Nachdem DeMartin weitere Zeichnungen angefertigt hatte, um die Idee zu erkunden und das Bild in seinen Gedanken zu prägen, bat er einen Freund, sich als einer der Poolspieler auszugeben, und zeichnete das Spiegelbild seines eigenen Körpers für den anderen Mann. „Ich habe mehrere Zeichnungen in Weinkohle gemacht, um die Action und den Charakter zu erhalten, und dann habe ich sorgfältigere Zeichnungen auf getöntem Papier mit komprimierter Kohle und weißer Kreide gemacht“, erklärt er. „Ich habe mich zu Beginn des Malprozesses vollständig auf diese Zeichnungen verlassen.“

So wie er die Art der Zeichnung variiert, verwendet DeMartin auch verschiedene Maltechniken. „Ich profitiere davon, dass ich bei Künstlern studiert habe, die zwei verschiedene Arten der Entwicklung von Gemälden untersucht haben, von denen jede zu einem anderen Ergebnis führt“, gibt der Künstler zu. „Michael Aviano hat erklärt, wie man auf einer monochromatischen Untermalung aufbaut, während Nelson Shanks mir von Anfang an beigebracht hat, mit Farbbeziehungen zu arbeiten. Ich finde Gelegenheiten, in denen der eine oder andere Ansatz meinen Absichten am besten dienen kann.

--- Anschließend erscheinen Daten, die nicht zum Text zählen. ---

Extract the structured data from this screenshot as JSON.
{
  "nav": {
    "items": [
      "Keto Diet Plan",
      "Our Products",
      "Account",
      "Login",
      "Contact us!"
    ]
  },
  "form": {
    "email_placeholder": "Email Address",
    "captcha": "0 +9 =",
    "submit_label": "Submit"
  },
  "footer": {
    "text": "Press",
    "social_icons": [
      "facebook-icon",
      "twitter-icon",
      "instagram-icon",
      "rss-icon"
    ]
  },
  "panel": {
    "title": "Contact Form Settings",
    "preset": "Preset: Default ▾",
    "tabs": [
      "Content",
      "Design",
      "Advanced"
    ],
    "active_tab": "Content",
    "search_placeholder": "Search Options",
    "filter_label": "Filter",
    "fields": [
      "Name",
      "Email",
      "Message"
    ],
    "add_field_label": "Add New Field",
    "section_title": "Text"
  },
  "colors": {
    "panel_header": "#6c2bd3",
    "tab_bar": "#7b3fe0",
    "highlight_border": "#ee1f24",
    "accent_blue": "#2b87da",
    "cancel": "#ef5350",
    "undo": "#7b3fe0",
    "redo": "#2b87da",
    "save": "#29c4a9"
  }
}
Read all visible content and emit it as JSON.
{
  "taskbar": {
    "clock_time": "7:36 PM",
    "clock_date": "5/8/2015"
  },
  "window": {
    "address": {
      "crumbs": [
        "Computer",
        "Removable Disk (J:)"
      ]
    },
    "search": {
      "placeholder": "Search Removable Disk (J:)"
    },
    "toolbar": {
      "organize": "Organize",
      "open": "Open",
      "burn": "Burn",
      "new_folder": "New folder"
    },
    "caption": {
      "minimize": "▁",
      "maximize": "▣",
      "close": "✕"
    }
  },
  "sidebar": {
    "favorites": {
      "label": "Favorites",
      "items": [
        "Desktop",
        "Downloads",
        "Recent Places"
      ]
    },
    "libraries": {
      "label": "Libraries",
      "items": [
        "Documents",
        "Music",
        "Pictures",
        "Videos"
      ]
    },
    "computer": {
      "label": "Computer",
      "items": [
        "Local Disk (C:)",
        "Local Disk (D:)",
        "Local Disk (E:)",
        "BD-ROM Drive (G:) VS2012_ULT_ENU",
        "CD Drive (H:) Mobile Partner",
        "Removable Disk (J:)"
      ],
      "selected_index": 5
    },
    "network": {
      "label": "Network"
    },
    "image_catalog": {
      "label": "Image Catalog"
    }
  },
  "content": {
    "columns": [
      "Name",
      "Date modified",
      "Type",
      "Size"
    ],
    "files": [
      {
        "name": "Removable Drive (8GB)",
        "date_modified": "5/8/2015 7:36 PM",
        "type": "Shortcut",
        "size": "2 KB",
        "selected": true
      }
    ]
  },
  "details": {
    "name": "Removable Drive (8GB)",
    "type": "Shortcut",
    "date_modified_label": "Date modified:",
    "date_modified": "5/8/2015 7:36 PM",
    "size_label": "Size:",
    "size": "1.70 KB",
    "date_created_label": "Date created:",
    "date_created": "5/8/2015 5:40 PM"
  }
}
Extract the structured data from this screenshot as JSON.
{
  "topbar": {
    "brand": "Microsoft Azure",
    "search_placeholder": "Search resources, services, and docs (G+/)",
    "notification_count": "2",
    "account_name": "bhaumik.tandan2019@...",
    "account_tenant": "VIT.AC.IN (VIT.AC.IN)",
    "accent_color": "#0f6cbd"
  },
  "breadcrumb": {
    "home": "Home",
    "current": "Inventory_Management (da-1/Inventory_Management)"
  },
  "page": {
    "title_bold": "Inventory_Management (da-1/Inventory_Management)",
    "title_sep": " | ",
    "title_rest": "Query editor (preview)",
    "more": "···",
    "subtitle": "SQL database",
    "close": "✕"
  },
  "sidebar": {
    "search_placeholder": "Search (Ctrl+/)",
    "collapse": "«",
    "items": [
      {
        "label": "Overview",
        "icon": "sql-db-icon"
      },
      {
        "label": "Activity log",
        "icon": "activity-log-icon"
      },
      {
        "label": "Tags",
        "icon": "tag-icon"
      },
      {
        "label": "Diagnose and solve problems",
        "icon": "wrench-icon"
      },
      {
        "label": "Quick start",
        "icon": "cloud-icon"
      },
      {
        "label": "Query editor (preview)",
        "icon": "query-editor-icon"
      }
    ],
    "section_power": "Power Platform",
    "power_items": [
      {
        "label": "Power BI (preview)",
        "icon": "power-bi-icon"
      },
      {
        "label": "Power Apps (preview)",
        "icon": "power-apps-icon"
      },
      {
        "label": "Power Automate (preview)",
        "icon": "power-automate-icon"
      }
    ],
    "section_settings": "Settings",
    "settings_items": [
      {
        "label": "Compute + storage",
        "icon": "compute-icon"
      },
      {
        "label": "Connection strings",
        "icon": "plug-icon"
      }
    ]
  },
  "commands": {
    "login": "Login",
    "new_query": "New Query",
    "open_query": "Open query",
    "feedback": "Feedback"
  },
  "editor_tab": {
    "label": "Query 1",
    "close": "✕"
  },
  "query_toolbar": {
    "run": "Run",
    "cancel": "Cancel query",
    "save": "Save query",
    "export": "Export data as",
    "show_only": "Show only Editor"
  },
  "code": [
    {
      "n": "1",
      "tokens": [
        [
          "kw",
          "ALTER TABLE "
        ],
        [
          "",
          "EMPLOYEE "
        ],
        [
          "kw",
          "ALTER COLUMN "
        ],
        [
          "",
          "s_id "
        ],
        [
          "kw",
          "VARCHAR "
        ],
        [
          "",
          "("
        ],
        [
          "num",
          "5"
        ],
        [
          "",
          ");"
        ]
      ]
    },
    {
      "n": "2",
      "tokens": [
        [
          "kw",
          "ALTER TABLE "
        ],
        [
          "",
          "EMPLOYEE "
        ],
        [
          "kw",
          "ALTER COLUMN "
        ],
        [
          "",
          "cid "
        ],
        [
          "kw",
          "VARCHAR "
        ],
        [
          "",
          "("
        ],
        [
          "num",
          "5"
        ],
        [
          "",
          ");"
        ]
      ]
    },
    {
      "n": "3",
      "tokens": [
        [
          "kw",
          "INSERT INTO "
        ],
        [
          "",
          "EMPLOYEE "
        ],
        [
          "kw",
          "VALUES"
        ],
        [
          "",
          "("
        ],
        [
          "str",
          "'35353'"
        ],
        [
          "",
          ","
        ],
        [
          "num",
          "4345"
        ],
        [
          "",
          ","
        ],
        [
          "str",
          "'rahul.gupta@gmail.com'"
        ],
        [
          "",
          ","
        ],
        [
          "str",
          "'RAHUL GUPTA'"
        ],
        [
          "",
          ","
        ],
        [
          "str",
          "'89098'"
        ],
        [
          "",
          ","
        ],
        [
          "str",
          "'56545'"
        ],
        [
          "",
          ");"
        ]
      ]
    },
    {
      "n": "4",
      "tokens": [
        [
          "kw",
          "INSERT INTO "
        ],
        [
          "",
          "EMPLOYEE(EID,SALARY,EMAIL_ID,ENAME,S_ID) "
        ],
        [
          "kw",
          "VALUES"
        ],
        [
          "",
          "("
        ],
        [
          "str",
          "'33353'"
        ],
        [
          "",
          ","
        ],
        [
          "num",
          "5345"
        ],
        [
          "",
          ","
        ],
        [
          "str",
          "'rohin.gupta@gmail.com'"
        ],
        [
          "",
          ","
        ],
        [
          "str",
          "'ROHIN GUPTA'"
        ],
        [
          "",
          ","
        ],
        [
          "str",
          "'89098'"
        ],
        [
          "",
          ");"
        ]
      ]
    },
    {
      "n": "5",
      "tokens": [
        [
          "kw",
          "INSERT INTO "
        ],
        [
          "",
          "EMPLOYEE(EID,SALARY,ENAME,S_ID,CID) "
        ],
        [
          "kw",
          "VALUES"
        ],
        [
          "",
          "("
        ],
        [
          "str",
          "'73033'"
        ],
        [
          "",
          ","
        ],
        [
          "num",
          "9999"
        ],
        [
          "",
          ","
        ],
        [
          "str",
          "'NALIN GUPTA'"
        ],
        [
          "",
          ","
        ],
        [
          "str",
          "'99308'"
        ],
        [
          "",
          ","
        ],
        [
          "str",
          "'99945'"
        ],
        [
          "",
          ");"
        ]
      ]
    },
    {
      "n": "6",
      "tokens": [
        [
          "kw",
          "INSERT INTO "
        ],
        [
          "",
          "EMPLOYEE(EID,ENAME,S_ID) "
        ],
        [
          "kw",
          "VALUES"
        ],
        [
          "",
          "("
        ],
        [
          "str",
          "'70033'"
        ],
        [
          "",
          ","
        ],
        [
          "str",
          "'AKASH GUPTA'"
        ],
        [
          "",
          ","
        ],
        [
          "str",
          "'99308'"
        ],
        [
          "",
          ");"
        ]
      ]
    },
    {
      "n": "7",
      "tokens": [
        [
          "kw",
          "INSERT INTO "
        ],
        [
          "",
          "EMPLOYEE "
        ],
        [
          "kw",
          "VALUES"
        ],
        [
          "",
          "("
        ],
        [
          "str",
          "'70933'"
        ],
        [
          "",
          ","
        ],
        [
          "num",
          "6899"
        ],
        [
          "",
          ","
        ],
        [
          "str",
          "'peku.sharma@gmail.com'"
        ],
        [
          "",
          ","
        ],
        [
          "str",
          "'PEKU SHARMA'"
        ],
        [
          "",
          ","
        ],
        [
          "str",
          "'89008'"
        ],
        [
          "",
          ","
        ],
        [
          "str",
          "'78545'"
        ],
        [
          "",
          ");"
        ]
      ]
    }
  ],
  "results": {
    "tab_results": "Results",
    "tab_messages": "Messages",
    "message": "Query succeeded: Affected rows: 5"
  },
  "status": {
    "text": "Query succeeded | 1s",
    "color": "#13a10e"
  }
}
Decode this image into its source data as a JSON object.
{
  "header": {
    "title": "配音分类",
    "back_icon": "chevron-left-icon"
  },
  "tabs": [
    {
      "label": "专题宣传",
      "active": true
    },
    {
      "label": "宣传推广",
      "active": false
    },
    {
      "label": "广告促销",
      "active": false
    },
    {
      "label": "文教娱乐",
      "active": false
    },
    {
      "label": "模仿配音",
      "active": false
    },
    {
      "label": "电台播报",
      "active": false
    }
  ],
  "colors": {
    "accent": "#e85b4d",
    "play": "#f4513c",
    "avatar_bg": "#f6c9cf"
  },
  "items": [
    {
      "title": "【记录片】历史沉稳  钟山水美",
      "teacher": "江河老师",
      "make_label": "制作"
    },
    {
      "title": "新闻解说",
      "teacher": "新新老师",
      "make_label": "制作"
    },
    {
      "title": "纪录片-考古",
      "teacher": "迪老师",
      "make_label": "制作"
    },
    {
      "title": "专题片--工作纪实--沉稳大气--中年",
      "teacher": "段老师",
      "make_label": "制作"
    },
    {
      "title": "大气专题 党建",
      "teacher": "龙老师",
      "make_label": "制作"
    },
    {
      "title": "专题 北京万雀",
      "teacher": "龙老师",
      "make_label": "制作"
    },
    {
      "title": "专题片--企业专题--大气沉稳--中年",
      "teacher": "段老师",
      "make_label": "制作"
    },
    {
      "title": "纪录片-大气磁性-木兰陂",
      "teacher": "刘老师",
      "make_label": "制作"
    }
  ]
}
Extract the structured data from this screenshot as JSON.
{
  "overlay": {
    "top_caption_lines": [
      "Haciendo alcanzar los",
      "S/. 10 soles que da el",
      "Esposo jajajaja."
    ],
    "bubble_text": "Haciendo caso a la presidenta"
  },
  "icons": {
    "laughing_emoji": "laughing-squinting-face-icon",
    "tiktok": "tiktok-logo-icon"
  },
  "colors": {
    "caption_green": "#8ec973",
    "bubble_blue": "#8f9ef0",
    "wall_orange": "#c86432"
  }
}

"Im Falle von BillardIch habe beschlossen, eine monochromatische Basis zu schaffen, indem ich zuerst die Linien der Zeichnung mit einer dünnen Mischung aus brauner Ockerfarbe aus Old Holland versiegelte und dann eine monochromatische Basis mit vollwertigem Wert und gebranntem Umbra malte “, fährt DeMartin fort. „Eine monochromatische Untermalung bietet den Vorteil, dass das Bild besonders in den dunkleren Passagen„ atmen “kann. Das schafft eine schöne Balance zwischen Deckkraft und Transparenz sowie einen strukturellen Reichtum. Sobald das vollständig trocken war, begann ich in mehreren Durchgängen mit dem Malen in Farbe, um die für das fertige Gemälde erforderliche Transparenz und Deckkraft zu erreichen. Als ich die lokalen Farben über das Fundament legte, hielt ich wachsam an den Werten darunter fest. “

DeMartin betont, dass es nicht nur einen empfohlenen Ansatz zum Zeichnen oder Malen gibt. Für Künstler ist es wichtig, sich daran zu erinnern, dass ein gewisses Maß an Zeichnung bei der Auswahl der Elemente eines Bildes, der Festlegung der Zusammensetzung von Linien und Werten und der Lösung potenzieller Probleme hilfreich ist. „Es ist immer hilfreich, Techniken zu haben, die auf soliden Prinzipien basieren und mit harter Arbeit zu erfolgreichen Ergebnissen führen“, schließt er. „Nur durch die Fähigkeit, das Leben in Zeichnungen festzuhalten, können Künstler ihre Visionen verwirklichen.“

Über den Künstler
Jon DeMartin erhielt einen B.F.A. Studium des Filmemachens am Pratt Institute in Brooklyn und Studium der Kunst an der Art Students League in New York, Manhattan, bei Gustav Rehberger und Nelson Shanks sowie unabhängig bei Michael Aviano. Außerdem trainierte er Cast Casting bei Milet Andrejevic und Edward Schmidt. Seine Zeichnungen und Gemälde wurden in Galerien in New York, Kalifornien und Virginia ausgestellt und in American Artist, Art in America, ARTnews und The Classicist veröffentlicht. DeMartin unterrichtete an der New Yorker Kunstakademie, der Woodstock School of Art und der Parsons New School for Design in New York sowie am Lyme Academy College of Fine Arts in Old Lyme, Connecticut. Er wird von der Hirschl Adler Gallery in New York City und der John Pence Gallery in San Francisco vertreten.

M. Stephen Doherty ist der Chefredakteur von Werkstatt.